Peter Hain writes: “Ah, Peter, return of the prodigal son!” Nelson Mandela beamed, welcoming me to his Johannesburg home in February 2000.

Although on an official government visit, in a sense I was also being welcomed to my “home” – to South Africa, the panoramic, sunshine country of my childhood, as the first-ever British minister for Africa to be born on that continent.

Almost to the day, 10 years before, many of us had watched, tears welling up, as he had walked to freedom after 27 years in prison. And a long time before that – in March 1966 – I was a teenager aboard an ocean liner steaming out of Cape Town, past Robben Island where Mandela and his fellow leaders of the African National Congress were jailed. My anti-apartheid activist parents had been forced to leave their beloved country and the “island from hell” disappeared in the stormy mist as we headed for exile in Britain.

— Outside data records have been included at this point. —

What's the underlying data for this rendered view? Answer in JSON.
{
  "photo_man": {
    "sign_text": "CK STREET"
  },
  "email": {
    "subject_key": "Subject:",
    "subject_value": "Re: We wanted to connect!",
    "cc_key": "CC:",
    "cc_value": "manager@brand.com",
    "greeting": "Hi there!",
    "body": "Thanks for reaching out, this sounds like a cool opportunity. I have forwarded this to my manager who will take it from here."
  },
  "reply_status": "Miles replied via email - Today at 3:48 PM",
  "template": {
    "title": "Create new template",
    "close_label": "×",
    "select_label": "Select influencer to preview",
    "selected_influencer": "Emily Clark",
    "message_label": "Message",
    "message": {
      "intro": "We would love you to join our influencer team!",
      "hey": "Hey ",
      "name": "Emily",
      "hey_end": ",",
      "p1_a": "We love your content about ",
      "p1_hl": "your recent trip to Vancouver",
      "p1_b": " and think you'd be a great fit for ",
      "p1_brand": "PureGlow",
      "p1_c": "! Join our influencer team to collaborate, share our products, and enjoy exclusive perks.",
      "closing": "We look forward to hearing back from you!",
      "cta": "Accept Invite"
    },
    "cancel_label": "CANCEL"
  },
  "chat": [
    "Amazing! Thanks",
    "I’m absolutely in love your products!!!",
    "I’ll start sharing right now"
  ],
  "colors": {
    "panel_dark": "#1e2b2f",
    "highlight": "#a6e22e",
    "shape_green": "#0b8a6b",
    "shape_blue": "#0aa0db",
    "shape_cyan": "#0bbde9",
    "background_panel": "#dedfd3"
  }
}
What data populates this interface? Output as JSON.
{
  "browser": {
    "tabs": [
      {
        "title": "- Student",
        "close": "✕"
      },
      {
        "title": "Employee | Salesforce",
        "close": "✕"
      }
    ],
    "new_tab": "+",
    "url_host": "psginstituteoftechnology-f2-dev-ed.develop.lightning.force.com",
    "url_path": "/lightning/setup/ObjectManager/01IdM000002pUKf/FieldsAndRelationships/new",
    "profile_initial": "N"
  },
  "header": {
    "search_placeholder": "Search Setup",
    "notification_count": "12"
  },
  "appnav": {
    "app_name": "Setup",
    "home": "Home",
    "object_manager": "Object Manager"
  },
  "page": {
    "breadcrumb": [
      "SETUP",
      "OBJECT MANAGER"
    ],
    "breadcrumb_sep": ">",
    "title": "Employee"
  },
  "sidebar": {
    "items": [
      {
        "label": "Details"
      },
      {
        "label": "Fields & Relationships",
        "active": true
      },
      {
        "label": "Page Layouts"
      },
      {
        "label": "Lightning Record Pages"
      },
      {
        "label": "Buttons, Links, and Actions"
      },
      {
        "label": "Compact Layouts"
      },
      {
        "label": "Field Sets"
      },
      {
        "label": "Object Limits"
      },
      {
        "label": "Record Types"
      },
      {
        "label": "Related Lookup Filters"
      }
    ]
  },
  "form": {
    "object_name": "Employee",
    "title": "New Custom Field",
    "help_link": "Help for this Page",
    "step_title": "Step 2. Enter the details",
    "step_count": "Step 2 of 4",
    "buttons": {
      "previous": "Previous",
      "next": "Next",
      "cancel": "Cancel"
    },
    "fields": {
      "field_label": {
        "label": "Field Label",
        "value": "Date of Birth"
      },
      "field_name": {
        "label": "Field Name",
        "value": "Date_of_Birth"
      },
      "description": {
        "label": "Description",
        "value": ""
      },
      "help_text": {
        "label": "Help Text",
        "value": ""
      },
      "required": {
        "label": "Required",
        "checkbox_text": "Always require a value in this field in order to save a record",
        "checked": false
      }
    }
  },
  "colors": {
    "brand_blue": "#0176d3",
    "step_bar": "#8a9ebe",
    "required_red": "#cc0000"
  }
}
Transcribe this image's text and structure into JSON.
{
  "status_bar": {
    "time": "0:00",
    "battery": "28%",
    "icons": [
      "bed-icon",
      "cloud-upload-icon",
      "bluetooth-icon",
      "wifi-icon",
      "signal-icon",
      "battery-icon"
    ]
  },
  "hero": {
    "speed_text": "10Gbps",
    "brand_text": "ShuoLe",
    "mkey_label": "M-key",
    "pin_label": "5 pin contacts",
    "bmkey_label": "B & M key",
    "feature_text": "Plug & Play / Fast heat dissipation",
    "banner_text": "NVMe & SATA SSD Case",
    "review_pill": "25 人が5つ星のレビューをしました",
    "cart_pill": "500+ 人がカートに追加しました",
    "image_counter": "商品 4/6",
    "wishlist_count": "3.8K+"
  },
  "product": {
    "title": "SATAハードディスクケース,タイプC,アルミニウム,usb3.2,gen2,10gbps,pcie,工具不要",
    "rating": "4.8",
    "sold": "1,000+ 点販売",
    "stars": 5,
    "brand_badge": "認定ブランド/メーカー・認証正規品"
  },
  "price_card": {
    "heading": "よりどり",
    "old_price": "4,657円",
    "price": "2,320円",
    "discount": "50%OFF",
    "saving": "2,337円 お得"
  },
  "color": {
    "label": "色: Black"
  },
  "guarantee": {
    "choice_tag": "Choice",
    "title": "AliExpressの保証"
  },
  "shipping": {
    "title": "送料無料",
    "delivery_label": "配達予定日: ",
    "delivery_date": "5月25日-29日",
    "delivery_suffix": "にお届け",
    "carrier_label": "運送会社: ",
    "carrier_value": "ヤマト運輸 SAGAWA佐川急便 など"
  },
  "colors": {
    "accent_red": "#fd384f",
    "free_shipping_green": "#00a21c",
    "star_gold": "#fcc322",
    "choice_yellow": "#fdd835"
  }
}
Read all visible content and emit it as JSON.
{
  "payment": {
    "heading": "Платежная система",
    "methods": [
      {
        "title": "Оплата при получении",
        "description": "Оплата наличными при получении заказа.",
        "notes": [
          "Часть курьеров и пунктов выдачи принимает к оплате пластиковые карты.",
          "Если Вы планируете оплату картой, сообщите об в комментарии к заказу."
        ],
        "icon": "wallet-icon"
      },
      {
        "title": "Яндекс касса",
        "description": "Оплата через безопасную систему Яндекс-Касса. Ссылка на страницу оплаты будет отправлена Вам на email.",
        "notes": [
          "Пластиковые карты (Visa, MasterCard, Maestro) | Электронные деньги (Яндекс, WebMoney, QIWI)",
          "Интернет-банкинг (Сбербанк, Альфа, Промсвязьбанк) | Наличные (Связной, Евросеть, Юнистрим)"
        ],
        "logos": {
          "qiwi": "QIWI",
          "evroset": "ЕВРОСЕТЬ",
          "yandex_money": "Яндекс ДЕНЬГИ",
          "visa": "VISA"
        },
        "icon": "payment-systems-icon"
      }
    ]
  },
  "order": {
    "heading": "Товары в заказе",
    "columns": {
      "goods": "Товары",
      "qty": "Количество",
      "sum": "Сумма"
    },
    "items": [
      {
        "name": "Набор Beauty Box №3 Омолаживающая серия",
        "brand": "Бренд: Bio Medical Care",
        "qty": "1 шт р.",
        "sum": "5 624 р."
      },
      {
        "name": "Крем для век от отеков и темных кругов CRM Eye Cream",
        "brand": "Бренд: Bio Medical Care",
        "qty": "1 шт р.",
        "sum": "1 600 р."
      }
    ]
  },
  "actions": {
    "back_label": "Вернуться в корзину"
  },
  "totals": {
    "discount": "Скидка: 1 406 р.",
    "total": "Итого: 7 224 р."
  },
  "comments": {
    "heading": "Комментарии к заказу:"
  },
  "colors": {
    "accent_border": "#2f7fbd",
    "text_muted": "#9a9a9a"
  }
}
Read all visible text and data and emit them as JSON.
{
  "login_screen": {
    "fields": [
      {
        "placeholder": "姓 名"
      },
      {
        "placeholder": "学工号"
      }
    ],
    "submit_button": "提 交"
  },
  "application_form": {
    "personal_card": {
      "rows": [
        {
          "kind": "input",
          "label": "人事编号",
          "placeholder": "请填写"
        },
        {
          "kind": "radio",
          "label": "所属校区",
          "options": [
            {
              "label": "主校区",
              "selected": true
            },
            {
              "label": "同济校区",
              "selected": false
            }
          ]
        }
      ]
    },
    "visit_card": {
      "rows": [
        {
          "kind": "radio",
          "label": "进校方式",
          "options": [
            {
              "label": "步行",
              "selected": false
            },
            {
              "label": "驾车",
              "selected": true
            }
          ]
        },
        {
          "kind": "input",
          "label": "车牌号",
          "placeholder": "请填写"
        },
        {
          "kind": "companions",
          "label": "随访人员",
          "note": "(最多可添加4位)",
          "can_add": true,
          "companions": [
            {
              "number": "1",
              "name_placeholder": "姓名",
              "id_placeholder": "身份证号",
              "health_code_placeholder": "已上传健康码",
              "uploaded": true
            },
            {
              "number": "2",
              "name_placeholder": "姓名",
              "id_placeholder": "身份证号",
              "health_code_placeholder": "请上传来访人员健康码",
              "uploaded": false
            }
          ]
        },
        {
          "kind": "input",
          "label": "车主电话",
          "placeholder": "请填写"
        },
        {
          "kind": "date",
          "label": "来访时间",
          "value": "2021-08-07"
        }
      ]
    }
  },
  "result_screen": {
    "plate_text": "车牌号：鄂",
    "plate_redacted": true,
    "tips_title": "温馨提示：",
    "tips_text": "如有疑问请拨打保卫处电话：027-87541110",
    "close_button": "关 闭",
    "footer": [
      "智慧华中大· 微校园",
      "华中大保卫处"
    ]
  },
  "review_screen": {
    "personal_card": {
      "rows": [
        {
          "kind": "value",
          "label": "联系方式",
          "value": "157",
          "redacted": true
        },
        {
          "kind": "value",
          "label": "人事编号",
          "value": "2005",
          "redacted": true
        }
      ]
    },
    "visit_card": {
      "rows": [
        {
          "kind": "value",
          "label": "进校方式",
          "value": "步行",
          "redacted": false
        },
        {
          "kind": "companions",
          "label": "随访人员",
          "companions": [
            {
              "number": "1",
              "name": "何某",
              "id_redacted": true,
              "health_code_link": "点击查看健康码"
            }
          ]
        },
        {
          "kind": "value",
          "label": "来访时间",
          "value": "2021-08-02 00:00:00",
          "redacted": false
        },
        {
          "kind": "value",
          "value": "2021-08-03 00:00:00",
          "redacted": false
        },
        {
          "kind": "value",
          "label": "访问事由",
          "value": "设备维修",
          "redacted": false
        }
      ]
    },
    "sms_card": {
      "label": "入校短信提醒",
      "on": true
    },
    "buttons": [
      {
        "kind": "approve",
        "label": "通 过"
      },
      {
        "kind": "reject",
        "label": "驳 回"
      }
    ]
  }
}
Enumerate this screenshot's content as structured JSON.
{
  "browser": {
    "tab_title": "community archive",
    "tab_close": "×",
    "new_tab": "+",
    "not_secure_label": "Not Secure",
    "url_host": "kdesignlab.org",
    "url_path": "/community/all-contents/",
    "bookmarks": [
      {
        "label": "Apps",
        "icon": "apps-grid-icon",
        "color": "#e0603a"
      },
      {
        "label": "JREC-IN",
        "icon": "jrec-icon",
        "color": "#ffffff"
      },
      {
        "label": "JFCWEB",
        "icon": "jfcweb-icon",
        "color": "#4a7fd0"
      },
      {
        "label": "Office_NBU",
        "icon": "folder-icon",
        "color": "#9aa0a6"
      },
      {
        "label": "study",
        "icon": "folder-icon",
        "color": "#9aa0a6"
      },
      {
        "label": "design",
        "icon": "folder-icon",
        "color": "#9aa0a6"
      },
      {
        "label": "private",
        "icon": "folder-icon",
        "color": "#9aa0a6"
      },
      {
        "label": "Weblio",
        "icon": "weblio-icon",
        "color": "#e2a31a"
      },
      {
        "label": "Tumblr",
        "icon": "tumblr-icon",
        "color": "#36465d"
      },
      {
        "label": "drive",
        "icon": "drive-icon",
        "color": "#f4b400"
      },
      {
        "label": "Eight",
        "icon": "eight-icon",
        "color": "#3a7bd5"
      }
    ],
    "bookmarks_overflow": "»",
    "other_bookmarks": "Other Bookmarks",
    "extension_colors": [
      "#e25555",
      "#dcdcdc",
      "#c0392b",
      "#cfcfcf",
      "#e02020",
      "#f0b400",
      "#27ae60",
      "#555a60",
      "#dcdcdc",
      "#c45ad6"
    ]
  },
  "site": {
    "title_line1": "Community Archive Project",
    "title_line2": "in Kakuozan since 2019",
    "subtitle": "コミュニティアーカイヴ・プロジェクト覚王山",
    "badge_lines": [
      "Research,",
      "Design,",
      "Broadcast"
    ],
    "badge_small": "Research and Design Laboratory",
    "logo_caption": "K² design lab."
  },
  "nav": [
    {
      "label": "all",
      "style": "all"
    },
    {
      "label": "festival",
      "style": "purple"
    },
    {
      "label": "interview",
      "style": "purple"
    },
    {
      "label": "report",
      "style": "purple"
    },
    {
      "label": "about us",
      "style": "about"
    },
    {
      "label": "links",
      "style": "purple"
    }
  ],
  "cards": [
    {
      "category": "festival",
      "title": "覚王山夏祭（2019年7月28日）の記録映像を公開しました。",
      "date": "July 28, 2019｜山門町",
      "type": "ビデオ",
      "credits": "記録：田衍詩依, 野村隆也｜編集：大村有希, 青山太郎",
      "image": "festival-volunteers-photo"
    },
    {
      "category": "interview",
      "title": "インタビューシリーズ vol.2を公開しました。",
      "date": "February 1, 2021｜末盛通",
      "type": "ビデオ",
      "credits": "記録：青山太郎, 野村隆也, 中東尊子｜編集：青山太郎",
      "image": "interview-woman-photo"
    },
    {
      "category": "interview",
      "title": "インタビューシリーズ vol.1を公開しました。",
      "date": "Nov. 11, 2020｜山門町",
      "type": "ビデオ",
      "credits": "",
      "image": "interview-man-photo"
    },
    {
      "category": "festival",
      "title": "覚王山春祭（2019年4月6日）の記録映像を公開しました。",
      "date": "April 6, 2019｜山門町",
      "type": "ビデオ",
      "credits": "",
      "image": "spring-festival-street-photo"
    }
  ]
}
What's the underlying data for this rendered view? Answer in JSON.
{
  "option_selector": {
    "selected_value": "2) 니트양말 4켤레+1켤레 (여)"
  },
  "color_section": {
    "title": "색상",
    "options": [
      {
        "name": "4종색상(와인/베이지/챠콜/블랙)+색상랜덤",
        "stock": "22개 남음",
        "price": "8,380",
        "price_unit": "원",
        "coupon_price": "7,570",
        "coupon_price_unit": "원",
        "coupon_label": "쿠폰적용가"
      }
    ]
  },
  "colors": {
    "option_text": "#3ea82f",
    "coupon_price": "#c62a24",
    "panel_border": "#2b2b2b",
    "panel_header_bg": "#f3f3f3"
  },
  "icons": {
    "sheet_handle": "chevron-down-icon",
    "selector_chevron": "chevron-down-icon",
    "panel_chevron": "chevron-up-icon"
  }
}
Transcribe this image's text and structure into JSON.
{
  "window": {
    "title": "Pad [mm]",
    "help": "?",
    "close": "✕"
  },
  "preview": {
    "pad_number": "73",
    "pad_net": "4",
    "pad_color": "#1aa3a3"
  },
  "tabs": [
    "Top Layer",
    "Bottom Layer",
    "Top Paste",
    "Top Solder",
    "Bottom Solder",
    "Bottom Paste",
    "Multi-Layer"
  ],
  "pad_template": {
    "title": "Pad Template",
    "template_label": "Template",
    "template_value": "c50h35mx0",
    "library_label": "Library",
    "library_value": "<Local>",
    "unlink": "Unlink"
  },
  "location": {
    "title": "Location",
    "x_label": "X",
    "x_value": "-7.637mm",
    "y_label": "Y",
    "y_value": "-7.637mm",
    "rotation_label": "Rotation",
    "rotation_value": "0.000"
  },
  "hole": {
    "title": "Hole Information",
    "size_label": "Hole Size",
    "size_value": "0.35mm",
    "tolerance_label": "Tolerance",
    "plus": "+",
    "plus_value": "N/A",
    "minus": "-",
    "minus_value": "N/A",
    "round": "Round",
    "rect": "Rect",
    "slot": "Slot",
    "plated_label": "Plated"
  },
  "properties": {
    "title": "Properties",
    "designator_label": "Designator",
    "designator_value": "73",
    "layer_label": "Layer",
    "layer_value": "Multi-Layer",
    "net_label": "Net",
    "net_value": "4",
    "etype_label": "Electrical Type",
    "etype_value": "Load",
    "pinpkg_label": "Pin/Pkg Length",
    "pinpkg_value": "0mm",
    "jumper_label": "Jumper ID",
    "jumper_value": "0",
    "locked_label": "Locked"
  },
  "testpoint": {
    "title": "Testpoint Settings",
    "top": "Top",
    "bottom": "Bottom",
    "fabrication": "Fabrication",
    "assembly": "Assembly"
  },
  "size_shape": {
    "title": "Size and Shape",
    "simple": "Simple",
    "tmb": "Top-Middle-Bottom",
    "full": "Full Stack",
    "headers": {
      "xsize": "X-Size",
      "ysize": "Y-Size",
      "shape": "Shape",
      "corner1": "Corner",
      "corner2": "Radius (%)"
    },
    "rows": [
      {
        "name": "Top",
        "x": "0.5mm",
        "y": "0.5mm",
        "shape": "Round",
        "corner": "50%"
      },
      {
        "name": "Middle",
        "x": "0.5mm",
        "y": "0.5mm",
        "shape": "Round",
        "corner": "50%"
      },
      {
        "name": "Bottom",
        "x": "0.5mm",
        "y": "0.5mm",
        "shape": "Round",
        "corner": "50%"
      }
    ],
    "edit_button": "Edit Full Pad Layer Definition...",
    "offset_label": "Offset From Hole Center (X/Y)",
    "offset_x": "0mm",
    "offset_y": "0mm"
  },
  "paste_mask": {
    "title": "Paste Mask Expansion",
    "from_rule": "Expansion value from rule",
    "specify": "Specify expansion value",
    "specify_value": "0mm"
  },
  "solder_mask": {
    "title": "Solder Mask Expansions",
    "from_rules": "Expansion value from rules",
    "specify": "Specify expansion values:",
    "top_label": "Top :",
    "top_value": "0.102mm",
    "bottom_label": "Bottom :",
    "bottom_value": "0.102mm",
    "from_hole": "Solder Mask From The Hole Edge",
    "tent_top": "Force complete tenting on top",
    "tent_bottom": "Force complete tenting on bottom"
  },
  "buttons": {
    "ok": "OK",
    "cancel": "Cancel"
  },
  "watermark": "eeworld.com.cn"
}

People forget how tough it was then, how hard the struggle was to be for decades afterwards. The resistance had been closed down, leaders such as Mandela imprisoned, tortured, banned or forced underground.

Within a few years, Mandela had almost been forgotten. British diplomats dismissed the ANC and Mandela as a busted flush. The white racist police state seemed omnipotent.

But in Britain, the Anti-Apartheid Movement (AAM) had kept the flame of freedom flickering. Soon it was lit by our militant protests, which stopped white South African rugby and cricket tours in 1969-70. The country had been forced into global sporting isolation.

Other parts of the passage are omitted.